Thanks for explaining @RonaldGRuckus I will go through the link you provided to understand this better. In the meanwhile for the OpenAI embeddings, if I understand you correctly, the array of keywords should work fine as input for embeddings…? Does it matter that the actual headers are not present in the array? What is the difference if I send them same keywords in the paragraph format? Does it help at all?

It sounds like you need more “Hybrid AI”. Embeddings alone could get you close key matches to your DB, assuming you are embedding on key values. I do this for name similarities with some math thrown around it and it works good. But distance and other metrics are hard to impossible to quantify by word or sentence similarity, you will get a lot of garbage, so you need to switch domains. An upfront AI classifier can help send it down the correct rail (optimal) instead of wasting time using weaker algorithms/approaches.

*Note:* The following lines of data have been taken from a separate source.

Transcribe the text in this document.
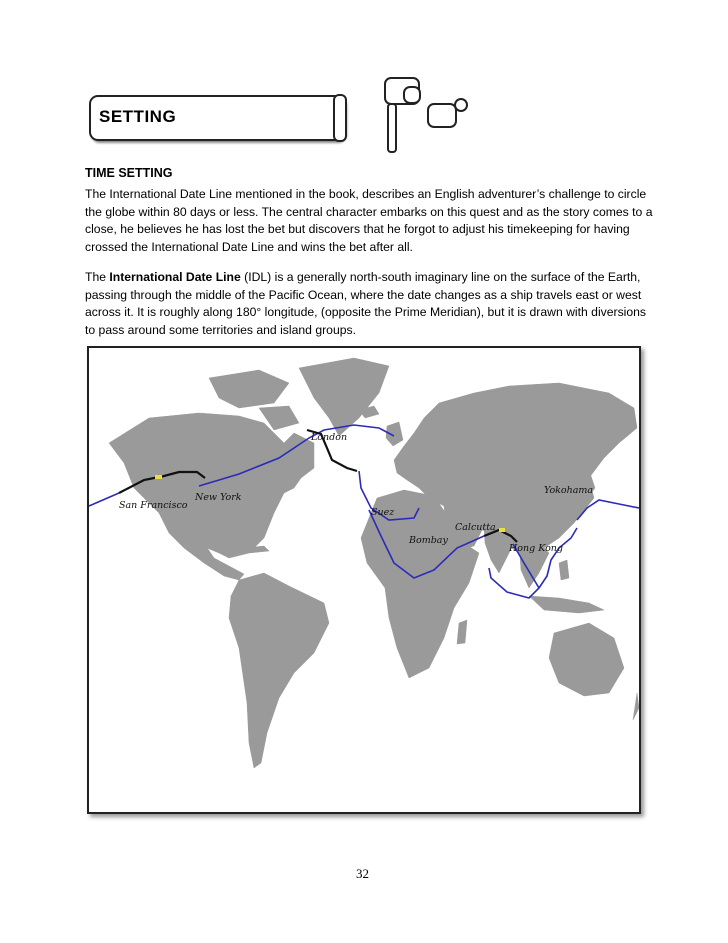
SETTING
TIME SETTING
The International Date Line mentioned in the book, describes an English adventurer’s challenge to circle the globe within 80 days or less. The central character embarks on this quest and as the story comes to a close, he believes he has lost the bet but discovers that he forgot to adjust his timekeeping for having crossed the International Date Line and wins the bet after all.
The International Date Line (IDL) is a generally north-south imaginary line on the surface of the Earth, passing through the middle of the Pacific Ocean, where the date changes as a ship travels east or west across it. It is roughly along 180° longitude, (opposite the Prime Meridian), but it is drawn with diversions to pass around some territories and island groups.
London
New York
San Francisco
Suez
Bombay
Calcutta
Hong Kong
Yokohama
32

BM25 (the keyword relevancy search) will train on the keywords you fit it with and return sparse vectors which you’ll attach with your embeddings. All of this will become obvious once you go through the case study. I highly recommend running all the commands yourself up until the points of batching it and sending to pinecone.

When you make a query, you will embed the query twice, once for it’s semantics (using OpenAI), and again for its keyword relevancy (using BM25).

Yes, I was intending to first get embeddings to return the top similar matches and then pass the first set as fine-tuning prompts to get an answer… Not sure if that is what you meant by Hybrid AI…

So it seems embeddings with keywords alone cannot provide the accuracy I seem to be expecting… I’ll read up about this further, in the meanwhile if you have any suggestions on specific domains or AI classifier I can use for this I would be very grateful, I’m still new to AI so it will help me save time, thank you!

Perfect thanks @RonaldGRuckus I’ll do that!

When you use BM25, more specifically, at this point:

import pinecone_text

# load bert tokenizer from huggingface
tokenizer = BertTokenizerFast.from_pretrained(

def tokenize_func(text):
    token_ids = tokenizer(
    return tokenizer.convert_ids_to_tokens(token_ids)

bm25 = pinecone_text.BM25(tokenize_func)

You’ll see that it uses a tokenizer (which is what I believe he is talking about), so no worries about it!

1 Like

By “Hybrid AI” I mean something like LangChain. Where it can break items into different domains (search, calculator, live time, location, LLM response). Here is a quick intro to this thinking:


Thank you @curt.kennedy I’ll start here!